IDF Archive allows Israelis to copy declassified documents

The majority of the state and IDF archives' files remain classified.

A Defense Ministry document ordering the establishment of the IDF Archives (photo credit: IDF ARCHIVES)
A Defense Ministry document ordering the establishment of the IDF Archives
(photo credit: IDF ARCHIVES)
Israelis are now allowed to copy documents from the IDF and Defense Establishment Archive, the Ombudsman's Office ruled last week after more than three years of discussions, the Akevot Institute for Israeli-Palestinian Conflict Research said.
According to Akevot, manual copying of declassified documents in the archives will not be restricted. Until the decision, one was only allowed to read documents on the computers in the archive's reading room, while the archive did offer copies of the documents for a significant fee.
Akevot historian Adam Raz issued a complaint with the Ombudsman's Office on the issue in 2017, with the office ruling in August 2019 that the complaint was justified and that the IDF Archive had no authority to charge the fee. The office later ordered the archive to lower the fee, canceling it altogether for academic researchers.
On May 5, the Ombudsman's Office ordered the IDF and Defense Establishment Archive allow free manual copying in the archive's reading room.
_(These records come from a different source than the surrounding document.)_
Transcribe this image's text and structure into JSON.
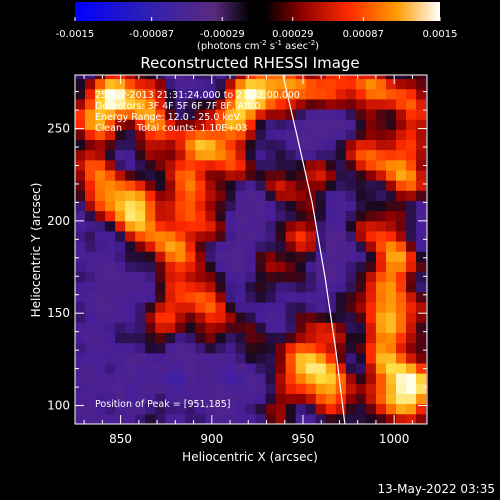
{
  "chart_data": {
    "type": "heatmap",
    "title": "Reconstructed RHESSI Image",
    "xlabel": "Heliocentric X (arcsec)",
    "ylabel": "Heliocentric Y (arcsec)",
    "xlim": [
      825,
      1018
    ],
    "ylim": [
      90,
      279
    ],
    "x_ticks": [
      850,
      900,
      950,
      1000
    ],
    "y_ticks": [
      100,
      150,
      200,
      250
    ],
    "colorbar": {
      "label_main": "(photons cm",
      "label_exp1": "-2",
      "label_mid": " s",
      "label_exp2": "-1",
      "label_end": " asec",
      "label_exp3": "-2",
      "label_close": ")",
      "range": [
        -0.0015,
        0.0015
      ],
      "ticks": [
        "-0.0015",
        "-0.00087",
        "-0.00029",
        "0.00029",
        "0.00087",
        "0.0015"
      ],
      "colormap": [
        "#0000ff",
        "#3c1aa0",
        "#5a2585",
        "#000000",
        "#8b0000",
        "#ff3300",
        "#ff9900",
        "#ffffff"
      ]
    },
    "annotations": [
      "25-Apr-2013 21:31:24.000 to 21:32:00.000",
      "Detectors: 3F 4F 5F 6F 7F 8F, Att 0",
      "Energy Range: 12.0 - 25.0 keV",
      "Clean     Total counts: 1.10E+03"
    ],
    "peak_text": "Position of Peak = [951,185]",
    "peak": [
      951,
      185
    ],
    "limb": [
      [
        939,
        279
      ],
      [
        947,
        245
      ],
      [
        955,
        210
      ],
      [
        962,
        170
      ],
      [
        968,
        130
      ],
      [
        973,
        90
      ]
    ],
    "blobs": [
      {
        "x": 846,
        "y": 270,
        "v": 0.8
      },
      {
        "x": 835,
        "y": 255,
        "v": 0.7
      },
      {
        "x": 862,
        "y": 264,
        "v": 0.6
      },
      {
        "x": 872,
        "y": 248,
        "v": 0.5
      },
      {
        "x": 897,
        "y": 240,
        "v": 0.75
      },
      {
        "x": 912,
        "y": 256,
        "v": 0.6
      },
      {
        "x": 922,
        "y": 268,
        "v": 0.7
      },
      {
        "x": 932,
        "y": 276,
        "v": 0.5
      },
      {
        "x": 950,
        "y": 270,
        "v": 0.55
      },
      {
        "x": 967,
        "y": 275,
        "v": 0.4
      },
      {
        "x": 985,
        "y": 272,
        "v": 0.55
      },
      {
        "x": 1005,
        "y": 268,
        "v": 0.5
      },
      {
        "x": 1012,
        "y": 250,
        "v": 0.35
      },
      {
        "x": 832,
        "y": 228,
        "v": 0.45
      },
      {
        "x": 845,
        "y": 215,
        "v": 0.6
      },
      {
        "x": 858,
        "y": 205,
        "v": 0.8
      },
      {
        "x": 872,
        "y": 190,
        "v": 0.55
      },
      {
        "x": 885,
        "y": 178,
        "v": 0.45
      },
      {
        "x": 890,
        "y": 213,
        "v": 0.5
      },
      {
        "x": 896,
        "y": 196,
        "v": 0.4
      },
      {
        "x": 880,
        "y": 154,
        "v": 0.35
      },
      {
        "x": 868,
        "y": 142,
        "v": 0.3
      },
      {
        "x": 895,
        "y": 160,
        "v": 0.4
      },
      {
        "x": 905,
        "y": 145,
        "v": 0.35
      },
      {
        "x": 940,
        "y": 217,
        "v": 0.35
      },
      {
        "x": 948,
        "y": 192,
        "v": 0.45
      },
      {
        "x": 958,
        "y": 225,
        "v": 0.3
      },
      {
        "x": 935,
        "y": 172,
        "v": 0.3
      },
      {
        "x": 980,
        "y": 238,
        "v": 0.4
      },
      {
        "x": 998,
        "y": 232,
        "v": 0.55
      },
      {
        "x": 1010,
        "y": 222,
        "v": 0.45
      },
      {
        "x": 990,
        "y": 195,
        "v": 0.5
      },
      {
        "x": 1002,
        "y": 178,
        "v": 0.65
      },
      {
        "x": 990,
        "y": 160,
        "v": 0.5
      },
      {
        "x": 1005,
        "y": 150,
        "v": 0.55
      },
      {
        "x": 993,
        "y": 138,
        "v": 0.45
      },
      {
        "x": 998,
        "y": 122,
        "v": 0.6
      },
      {
        "x": 1010,
        "y": 110,
        "v": 0.85
      },
      {
        "x": 1000,
        "y": 100,
        "v": 0.5
      },
      {
        "x": 951,
        "y": 122,
        "v": 0.65
      },
      {
        "x": 960,
        "y": 115,
        "v": 0.5
      },
      {
        "x": 970,
        "y": 105,
        "v": 0.45
      },
      {
        "x": 960,
        "y": 140,
        "v": 0.4
      },
      {
        "x": 925,
        "y": 128,
        "v": 0.3
      },
      {
        "x": 935,
        "y": 100,
        "v": 0.3
      },
      {
        "x": 872,
        "y": 100,
        "v": 0.25
      },
      {
        "x": 880,
        "y": 225,
        "v": 0.3
      },
      {
        "x": 915,
        "y": 230,
        "v": 0.35
      },
      {
        "x": 925,
        "y": 205,
        "v": -0.25
      },
      {
        "x": 880,
        "y": 115,
        "v": -0.35
      },
      {
        "x": 915,
        "y": 115,
        "v": -0.4
      },
      {
        "x": 960,
        "y": 250,
        "v": -0.3
      },
      {
        "x": 970,
        "y": 185,
        "v": -0.2
      },
      {
        "x": 905,
        "y": 182,
        "v": -0.2
      },
      {
        "x": 850,
        "y": 160,
        "v": -0.15
      },
      {
        "x": 860,
        "y": 110,
        "v": -0.3
      }
    ]
  },
  "footer": {
    "timestamp": "13-May-2022 03:35"
  }
}
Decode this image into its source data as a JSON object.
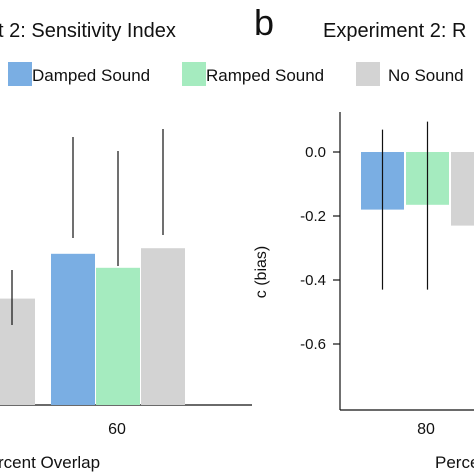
{
  "panel_a": {
    "title_visible": "t 2: Sensitivity Index",
    "xlabel_visible": "rcent Overlap"
  },
  "panel_b": {
    "letter": "b",
    "title_visible": "Experiment 2: R",
    "ylabel": "c (bias)",
    "xlabel_visible": "Perce"
  },
  "legend": [
    {
      "label": "Damped Sound",
      "color": "#7aaee3"
    },
    {
      "label": "Ramped Sound",
      "color": "#a5ebbf"
    },
    {
      "label": "No Sound",
      "color": "#d3d3d3"
    }
  ],
  "chart_data": [
    {
      "type": "bar",
      "panel": "a",
      "title": "t 2: Sensitivity Index",
      "xlabel": "rcent Overlap",
      "categories": [
        "60"
      ],
      "series": [
        {
          "name": "Damped Sound",
          "color": "#7aaee3",
          "values": [
            null
          ]
        },
        {
          "name": "Ramped Sound",
          "color": "#a5ebbf",
          "values": [
            null
          ]
        },
        {
          "name": "No Sound",
          "color": "#d3d3d3",
          "values": [
            null
          ]
        }
      ],
      "visible_bar_tops_fraction": [
        0.0,
        0.54,
        0.49,
        0.56
      ],
      "note_values_axis": "y axis not visible in crop"
    },
    {
      "type": "bar",
      "panel": "b",
      "title": "Experiment 2: R",
      "xlabel": "Perce",
      "ylabel": "c (bias)",
      "categories": [
        "80"
      ],
      "series": [
        {
          "name": "Damped Sound",
          "color": "#7aaee3",
          "values": [
            -0.18
          ],
          "err_low": [
            -0.43
          ],
          "err_high": [
            0.07
          ]
        },
        {
          "name": "Ramped Sound",
          "color": "#a5ebbf",
          "values": [
            -0.165
          ],
          "err_low": [
            -0.43
          ],
          "err_high": [
            0.095
          ]
        },
        {
          "name": "No Sound",
          "color": "#d3d3d3",
          "values": [
            -0.23
          ]
        }
      ],
      "yticks": [
        "0.0",
        "-0.2",
        "-0.4",
        "-0.6"
      ],
      "ylim": [
        -0.78,
        0.14
      ]
    }
  ]
}
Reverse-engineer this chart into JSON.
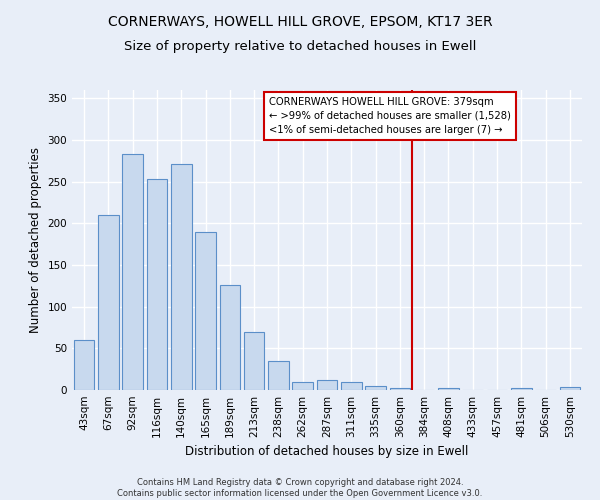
{
  "title": "CORNERWAYS, HOWELL HILL GROVE, EPSOM, KT17 3ER",
  "subtitle": "Size of property relative to detached houses in Ewell",
  "xlabel": "Distribution of detached houses by size in Ewell",
  "ylabel": "Number of detached properties",
  "categories": [
    "43sqm",
    "67sqm",
    "92sqm",
    "116sqm",
    "140sqm",
    "165sqm",
    "189sqm",
    "213sqm",
    "238sqm",
    "262sqm",
    "287sqm",
    "311sqm",
    "335sqm",
    "360sqm",
    "384sqm",
    "408sqm",
    "433sqm",
    "457sqm",
    "481sqm",
    "506sqm",
    "530sqm"
  ],
  "values": [
    60,
    210,
    283,
    253,
    271,
    190,
    126,
    70,
    35,
    10,
    12,
    10,
    5,
    3,
    0,
    3,
    0,
    0,
    3,
    0,
    4
  ],
  "bar_color": "#c8d9ee",
  "bar_edge_color": "#5b8fc9",
  "background_color": "#e8eef8",
  "grid_color": "#ffffff",
  "ylim": [
    0,
    360
  ],
  "yticks": [
    0,
    50,
    100,
    150,
    200,
    250,
    300,
    350
  ],
  "red_line_index": 13,
  "red_line_color": "#cc0000",
  "annotation_text": "CORNERWAYS HOWELL HILL GROVE: 379sqm\n← >99% of detached houses are smaller (1,528)\n<1% of semi-detached houses are larger (7) →",
  "title_fontsize": 10,
  "subtitle_fontsize": 9.5,
  "axis_label_fontsize": 8.5,
  "tick_fontsize": 7.5,
  "footer_text": "Contains HM Land Registry data © Crown copyright and database right 2024.\nContains public sector information licensed under the Open Government Licence v3.0."
}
The archive is yet to have announced whether it would stop charging a fee for releasing copies of the material.
The majority of the state and IDF archives' files remain classified. A report published by Akevot Institute in 2019 suggested the Director of Security in the Defense Establishment (DSDE), a division within the Defense Ministry, has ordered to deny access to controversial declassified documents with no legal authority.
According to Akevot, the documents classified by the DSDE mostly relate to Israel's nuclear program, the 1948 war and Israel's foreign affairs. As of 2017, only 1% of documents stored in state archives was available to the public eye.
The DSDE's orders were reportedly revealed after a comment was discovered in the Hashomer Hatzair's online archive, saying "Booklet stored in vault... Not to be provided to researchers (Order of State Archive, June 2004)."
According to Akevot, the booklet in question is a document dating back to June 1948, listing the villages depopulated by the Yishuv's paramilitaries between December 1, 1947 and June 1, 1948. The document was later released by Hashomer's Yad Yaari Archive.
"The departure of the English, which was merely the other side of the coin, did, of course, help evacuation, but it appears that more than affecting migration directly, the British evacuation freed our hands to take action," the document says. 
"Note that it was not always the intensity of the attack that was decisive, as other factors became particularly prominent – mostly psychological factors," the document continues.
"The Deir Yassin action had a particular impact on the Arab psyche. Much of the immediate fleeing seen when we launched our attacks, especially in the center and south, was panic flight resulting from that factor, which can be defined as a decisive catalyst."
The document then lists the capture of Sheikh Muwannis, on the ruins of which Tel Aviv University was founded. "The Arab learned that it was not enough to make a deal with the Haganah, and there were 'other Jews,' of whom one must be wary, perhaps even more wary than of members of the Haganah, which had no control over them," it says.
"To summarize the previous sections, one could, therefore, say that the impact of Jewish military action (Haganah and Dissidents) on the migration was decisive, as some 70% of the residents left their communities and migrated as a result of these actions."